Albert Méricant (p. 266-Ill.).

XXVII

Coup de Couteau

Un soir, comme le jeune homme regagnait le cabaret du père Philippe, il entendit des voix irritées. Chozelle, très pâle, reprochait au grand Charles la mauvaise tenue de Lucienne qui avait osé, étant ivre, contrefaire ses tics. Il réclamait l’expulsion de la fille, menaçait de chercher un autre gîte pour ses habituels rendez-vous.

Sur les observations prudentes du cabaretier qui, sans doute, « savait des histoires », le couple sortit sans résistance, haineux et sournois.

— Tu vois comme je leur parle, dit Jacques, ils ne reviendront plus.

— Peut-être avez-vous eu tort.

— Tu sais bien que je n’ai pas peur. Ce gibier de potence va déguerpir au plus vite… Il n’aurait garde de se faire prendre.

André haussa les épaules, un peu inquiet, pourtant, sur le sort de sa petite amie qu’il craignait de ne plus revoir.

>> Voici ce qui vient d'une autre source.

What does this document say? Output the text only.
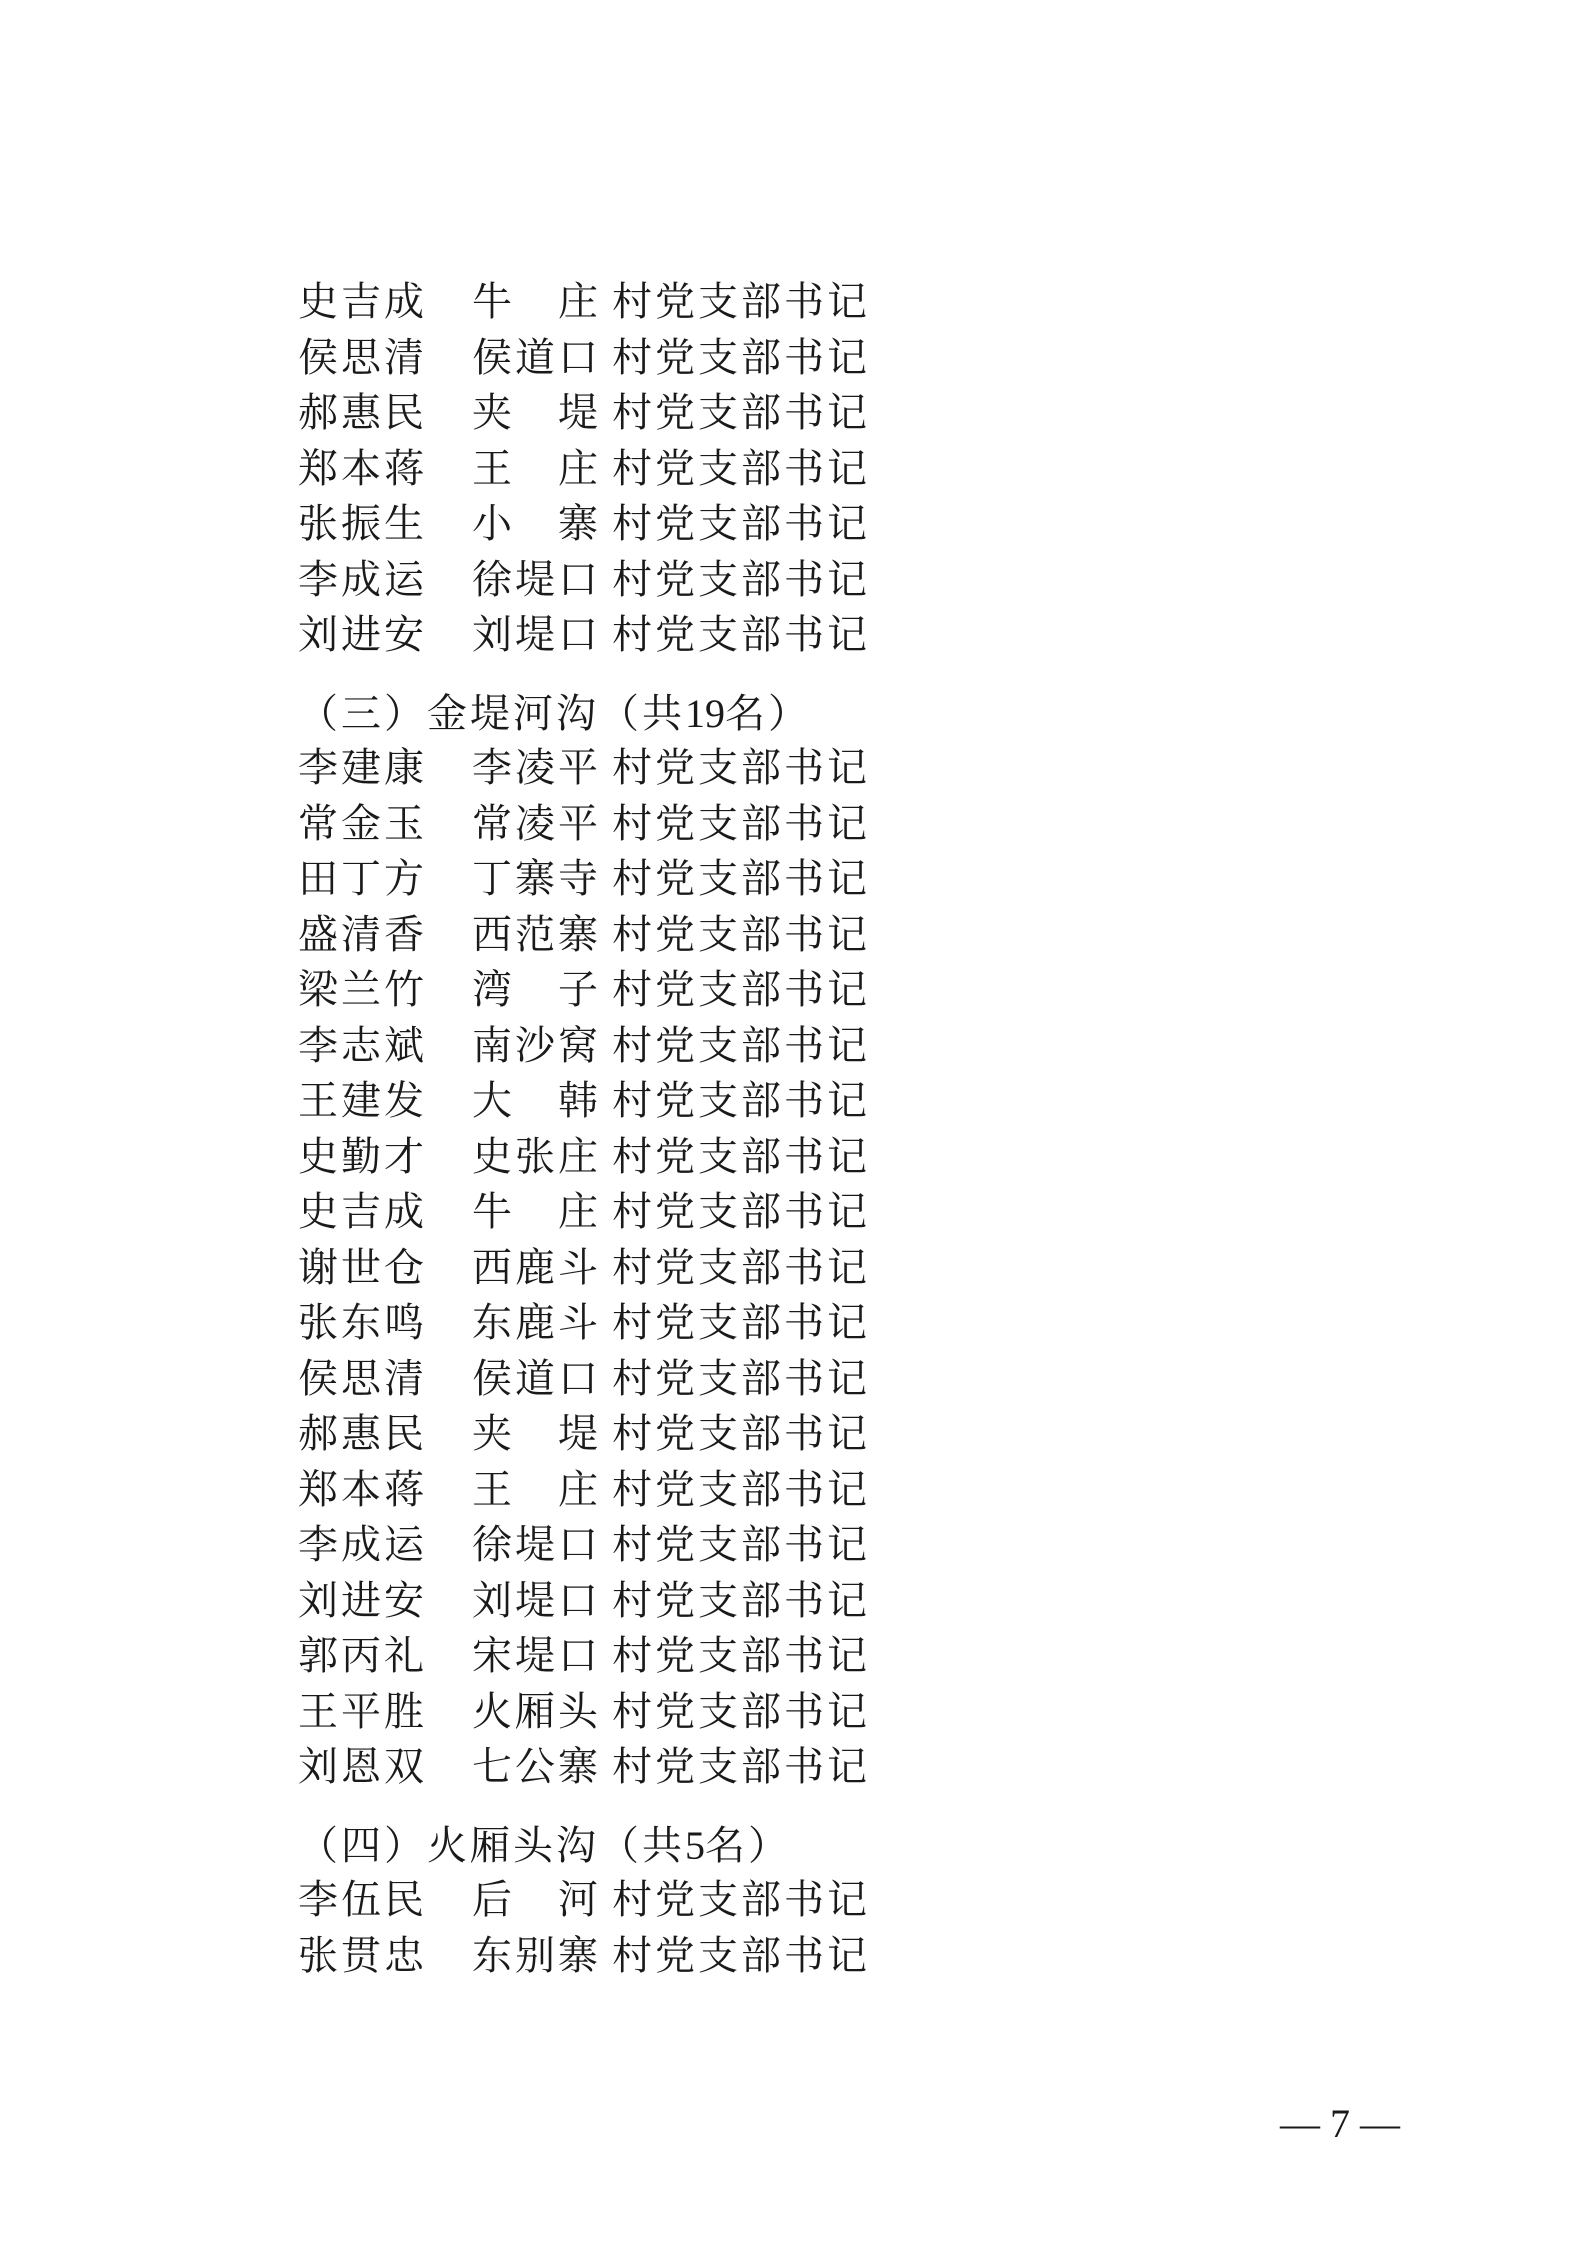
史吉成 牛　庄 村党支部书记
侯思清 侯道口 村党支部书记
郝惠民 夹　堤 村党支部书记
郑本蒋 王　庄 村党支部书记
张振生 小　寨 村党支部书记
李成运 徐堤口 村党支部书记
刘进安 刘堤口 村党支部书记
（三）金堤河沟（共19名）
李建康 李凌平 村党支部书记
常金玉 常凌平 村党支部书记
田丁方 丁寨寺 村党支部书记
盛清香 西范寨 村党支部书记
梁兰竹 湾　子 村党支部书记
李志斌 南沙窝 村党支部书记
王建发 大　韩 村党支部书记
史勤才 史张庄 村党支部书记
史吉成 牛　庄 村党支部书记
谢世仓 西鹿斗 村党支部书记
张东鸣 东鹿斗 村党支部书记
侯思清 侯道口 村党支部书记
郝惠民 夹　堤 村党支部书记
郑本蒋 王　庄 村党支部书记
李成运 徐堤口 村党支部书记
刘进安 刘堤口 村党支部书记
郭丙礼 宋堤口 村党支部书记
王平胜 火厢头 村党支部书记
刘恩双 七公寨 村党支部书记
（四）火厢头沟（共5名）
李伍民 后　河 村党支部书记
张贯忠 东别寨 村党支部书记
— 7 —
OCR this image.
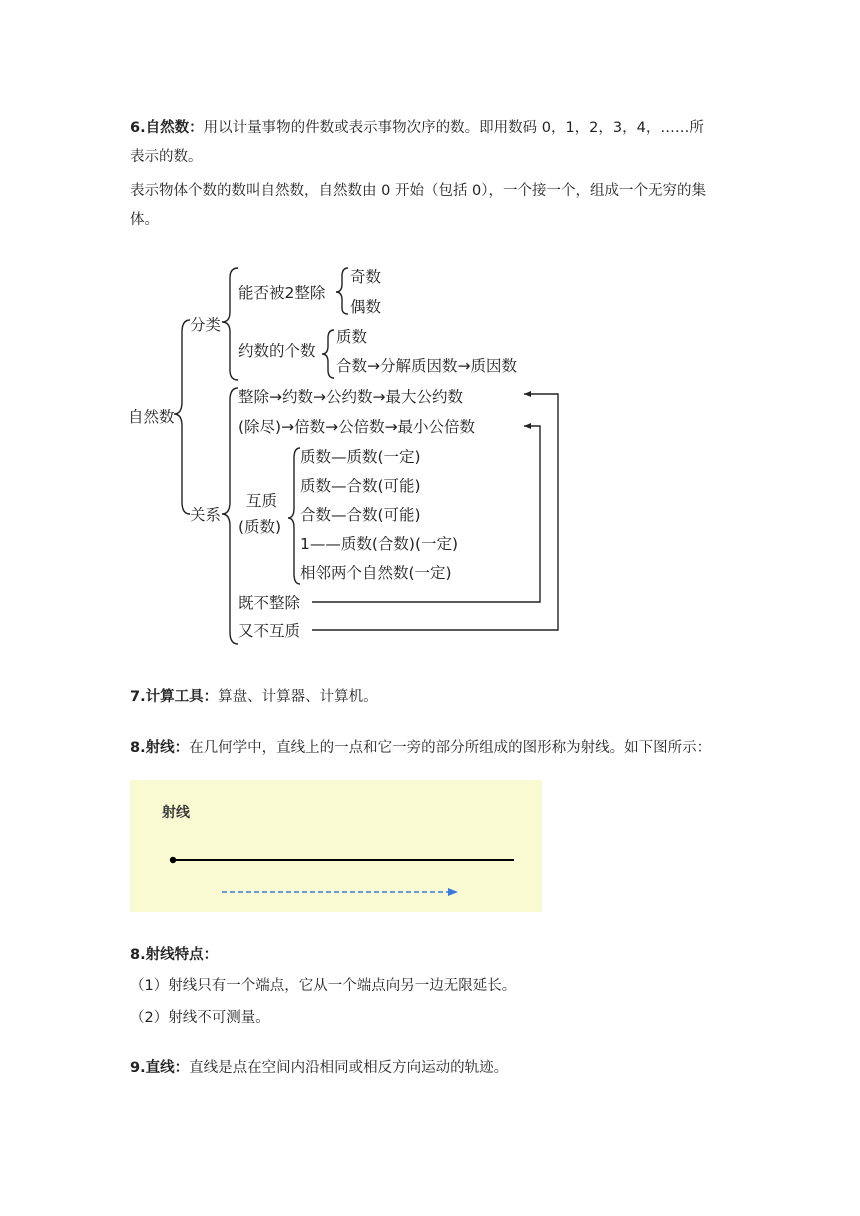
6.自然数：用以计量事物的件数或表示事物次序的数。即用数码 0，1，2，3，4，……所
表示的数。
表示物体个数的数叫自然数，自然数由 0 开始（包括 0），一个接一个，组成一个无穷的集
体。
自然数
分类
关系
能否被2整除
奇数
偶数
约数的个数
质数
合数→分解质因数→质因数
整除→约数→公约数→最大公约数
(除尽)→倍数→公倍数→最小公倍数
互质
(质数)
质数—质数(一定)
质数—合数(可能)
合数—合数(可能)
1——质数(合数)(一定)
相邻两个自然数(一定)
既不整除
又不互质
7.计算工具：算盘、计算器、计算机。
8.射线：在几何学中，直线上的一点和它一旁的部分所组成的图形称为射线。如下图所示：
射线
8.射线特点：
（1）射线只有一个端点，它从一个端点向另一边无限延长。
（2）射线不可测量。
9.直线：直线是点在空间内沿相同或相反方向运动的轨迹。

Chozelle, ayant jeté une pièce blanche sur le comptoir, se dirigea vers la porte.

Le temps était fort brumeux, et les rares becs de gaz éclairaient mal l’étroit trottoir que les palissades des maisons en construction barraient, de place en place.

— Ton bras ? demanda Jacques.

Ils cheminèrent, indécis sur le chemin, cherchant un fiacre.

Des trous noirs s’ouvraient tout à coup à leur côté, pleins de mystérieuse épouvante ; par des portes leur arrivait, comme par des bouches d’égout, une haleine âcre et corrompue. Ils trébuchaient dans des crevasses, glissaient sur des épluchures gluantes, se perdaient de plus en plus dans un dédale de ruelles obscures.

Parfois, le bruit d’une lutte dominait les autres bruits du faubourg ; des gémissements de filles qu’on égorge passaient comme des clameurs d’oiseau de nuit ; puis, c’étaient des rires gras, des injures, des paroles obscènes que les fenêtres mal closes de quelque bouge leur envoyait au passage. Ils côtoyaient des terrains à vendre, encombrés de plâtras et de détritus, où quelque chat famélique miaulait tristement. Des relents d’abattoir se mêlaient aux relents de misère ; et, de tant de détresses cachées, se dégageait une invincible tristesse, un infini malaise physique et moral.

André ne parlait pas, ayant quelque peine à diriger son compagnon qui s’appuyait lourdement sur son bras. Le brouillard était si opaque que la ligne des maisons se devinait à peine, sans indication de rues.

Chozelle, ayant mis le pied dans une flaque, rompit le silence.

— Un cauchemar cette cité de boue et de suie, ce quartier de meurtre perdu dans la Ville-Lumière !…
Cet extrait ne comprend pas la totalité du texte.